吳年飛起一腳踢飛人頭,罵道:“我饒了你,誰饒我?”
隨即,吳年又派兵去把縣丞抓來殺了。兵丁清理出了縣衙之後,他才走進了縣衙,在堂屋解了甲,治了傷,坐下來等待。
這個時候吳年也已經撐不住了,眼皮正在打架,昏昏欲睡。但是有些事情,還沒處理。
他不能睡。
“噠噠噠。”一陣腳步聲驚醒了吳年,眼睛一亮,抬頭看向門口。王貴、張聲一左一右扶著腰間的刀柄,從外走了進來。
“將軍。城門已經被控製了。不過千夫長錢正光見勢不妙帶著少許親信以及家眷跑了。”
王貴臉上露出恨恨之色,躬身說道。他與張聲分兵去攻打另外兩座城牆,卻也是受損不小。
看著兵丁死傷巨大,他也是心疼。
“便宜他了。”吳年眯了眯眼睛,森寒道。
“不用管他了。軍中的百夫長、十夫長可都殺了?”吳年問道。
“已經殺了,人頭就掛在城牆上。”王貴露出一抹獰笑。
“好。張聲。你馬上派兵去庫房、糧倉、武庫,在城中收集大車。把黃金、白銀、糧食、軍需物資都搬上車。”

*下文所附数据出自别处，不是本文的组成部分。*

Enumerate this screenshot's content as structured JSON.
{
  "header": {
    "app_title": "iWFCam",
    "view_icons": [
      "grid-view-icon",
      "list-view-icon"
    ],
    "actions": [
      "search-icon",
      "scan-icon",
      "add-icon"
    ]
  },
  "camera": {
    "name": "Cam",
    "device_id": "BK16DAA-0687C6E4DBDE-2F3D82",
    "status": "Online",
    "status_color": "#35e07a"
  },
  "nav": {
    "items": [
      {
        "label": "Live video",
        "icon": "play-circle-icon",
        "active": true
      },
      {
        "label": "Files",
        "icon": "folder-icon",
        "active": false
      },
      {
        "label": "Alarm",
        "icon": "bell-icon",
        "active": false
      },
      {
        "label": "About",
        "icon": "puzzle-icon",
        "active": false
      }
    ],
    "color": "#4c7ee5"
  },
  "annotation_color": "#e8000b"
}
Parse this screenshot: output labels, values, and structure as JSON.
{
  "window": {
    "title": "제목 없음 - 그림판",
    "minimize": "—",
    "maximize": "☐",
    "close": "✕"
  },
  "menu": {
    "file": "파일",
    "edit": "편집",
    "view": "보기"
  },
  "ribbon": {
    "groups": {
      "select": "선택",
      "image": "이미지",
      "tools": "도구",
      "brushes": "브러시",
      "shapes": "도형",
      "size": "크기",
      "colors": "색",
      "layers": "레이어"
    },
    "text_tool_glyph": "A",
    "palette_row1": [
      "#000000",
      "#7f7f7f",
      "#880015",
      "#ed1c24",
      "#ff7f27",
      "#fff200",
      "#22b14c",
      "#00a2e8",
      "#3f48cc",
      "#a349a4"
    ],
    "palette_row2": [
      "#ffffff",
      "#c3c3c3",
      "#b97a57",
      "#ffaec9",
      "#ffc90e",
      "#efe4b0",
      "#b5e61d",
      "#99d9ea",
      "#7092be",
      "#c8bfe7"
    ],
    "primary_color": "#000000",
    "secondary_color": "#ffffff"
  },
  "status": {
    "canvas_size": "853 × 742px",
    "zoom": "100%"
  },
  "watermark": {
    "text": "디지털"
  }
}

“分兵看守四麵城牆,照顧傷兵,收斂屍體。這一次我們有時間,得把死去的兵丁埋葬了。”
“警戒采取輪換製。讓沒有任務的兵丁,馬上睡覺。”
吳年點了點頭,轉頭看向張聲,沉聲說道。
“是。”張聲沒有二話,乾脆抱拳應了一聲,轉身離開了。
“兄弟。你去把這座城池的官吏給帶來這裡。”吳年轉頭對王貴說道。
“是。”王貴也是抱拳應聲,轉身離開了。
吳年的幾千人馬,各行其是,井然有序。他沒有想要占據城池,在取糧草的同時,還是老套路,帶走願意跟隨他一起離開的漢人百姓。
並不強求。
但是漢人萬戶的兵丁,不在此列。俘虜綁起來,強行帶走。這幫人有戰鬥力了,不可小覷。
不應該還給蒙元人。
如果這些兵是當地的兵,也可以順便強行帶著他們的家眷。家族與人捆綁起來。
“熬夜要不得啊。”張聲、王貴離開之後,剛剛振奮起來的精神,便又萎靡了下來。
吳年堂堂武將,坐都坐不直了。不僅昏昏欲睡,還渾身發軟,想要癱軟在太師椅上。
而且這太師椅也太舒服了。
吳年苦笑著,眼皮子繼續打架,與睡覺作鬥爭。
又等了許久。在一陣雜亂的腳步聲中,吳年又驚醒了過來,癱軟的姿勢再一次端正。
他挺胸拔背,昂首向前,虎目精光閃閃。
王貴帶著一群衣著體麵的男子走了進來,都是瑟瑟發抖,臉色發白,有少許狼狽。